The Harvard-developed coating isn't your standard Teflon. Instead it is a silicone polymer that is 'infused' with a silicone oil, a liquid so slippery that bacteria just slide off it, preventing the formation of dangerous biofilms, or mats of microorganisms. Biofilms can form on many different surfaces (think plaque on teeth) but when it forms on medical devices, they can cause serious infections.

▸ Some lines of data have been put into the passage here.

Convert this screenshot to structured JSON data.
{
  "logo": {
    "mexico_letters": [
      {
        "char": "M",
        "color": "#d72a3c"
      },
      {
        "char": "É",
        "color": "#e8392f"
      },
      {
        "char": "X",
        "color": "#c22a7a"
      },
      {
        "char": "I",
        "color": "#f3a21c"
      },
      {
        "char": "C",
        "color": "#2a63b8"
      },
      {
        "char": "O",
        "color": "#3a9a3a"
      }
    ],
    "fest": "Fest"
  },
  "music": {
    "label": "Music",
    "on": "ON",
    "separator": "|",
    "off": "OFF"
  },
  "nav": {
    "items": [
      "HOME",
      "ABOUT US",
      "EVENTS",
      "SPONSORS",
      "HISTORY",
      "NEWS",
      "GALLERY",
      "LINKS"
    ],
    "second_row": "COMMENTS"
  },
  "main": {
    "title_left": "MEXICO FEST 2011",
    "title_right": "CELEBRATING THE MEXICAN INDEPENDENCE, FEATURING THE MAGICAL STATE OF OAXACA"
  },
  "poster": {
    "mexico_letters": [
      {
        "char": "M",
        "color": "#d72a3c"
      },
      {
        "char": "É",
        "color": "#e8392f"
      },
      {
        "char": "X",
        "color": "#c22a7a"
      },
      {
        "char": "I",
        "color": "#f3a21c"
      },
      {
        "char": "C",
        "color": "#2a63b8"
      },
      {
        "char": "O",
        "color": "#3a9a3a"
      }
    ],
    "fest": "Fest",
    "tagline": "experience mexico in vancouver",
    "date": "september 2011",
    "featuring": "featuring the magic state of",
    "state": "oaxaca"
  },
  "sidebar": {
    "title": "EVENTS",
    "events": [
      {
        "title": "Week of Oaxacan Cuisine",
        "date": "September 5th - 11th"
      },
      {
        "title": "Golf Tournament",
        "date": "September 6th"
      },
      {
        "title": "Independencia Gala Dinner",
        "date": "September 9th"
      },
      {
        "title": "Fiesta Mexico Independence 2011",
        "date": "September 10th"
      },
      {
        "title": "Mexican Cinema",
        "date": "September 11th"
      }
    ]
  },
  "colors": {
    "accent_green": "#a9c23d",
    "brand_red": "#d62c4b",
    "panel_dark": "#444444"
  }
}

This new silicone material can be used to coat surfaces like catheters, with the silicone oil acting like a kind of second coating, consistently coming to the surface of the catheter even if other liquids (water, blood, urine, etc.) rinse off some of the oil. Because the polymer can hold so much oil, the coating can be used over long periods of time, and it can be sterilized like other medical materials. The researchers hope that this material, and other liquid infused polymers like it could eventually be used for numerous applications, including preventing buildup in oil pipes, sewage systems, and more.
“Each technology in our portfolio has different properties and potential uses, but collectively this range of approaches to surface coatings can prevent a broad range of life-threatening problems, from ice accumulation on airplane wings to bacterial infections in the human body,” said lead author of the study Joanna Aizenberg.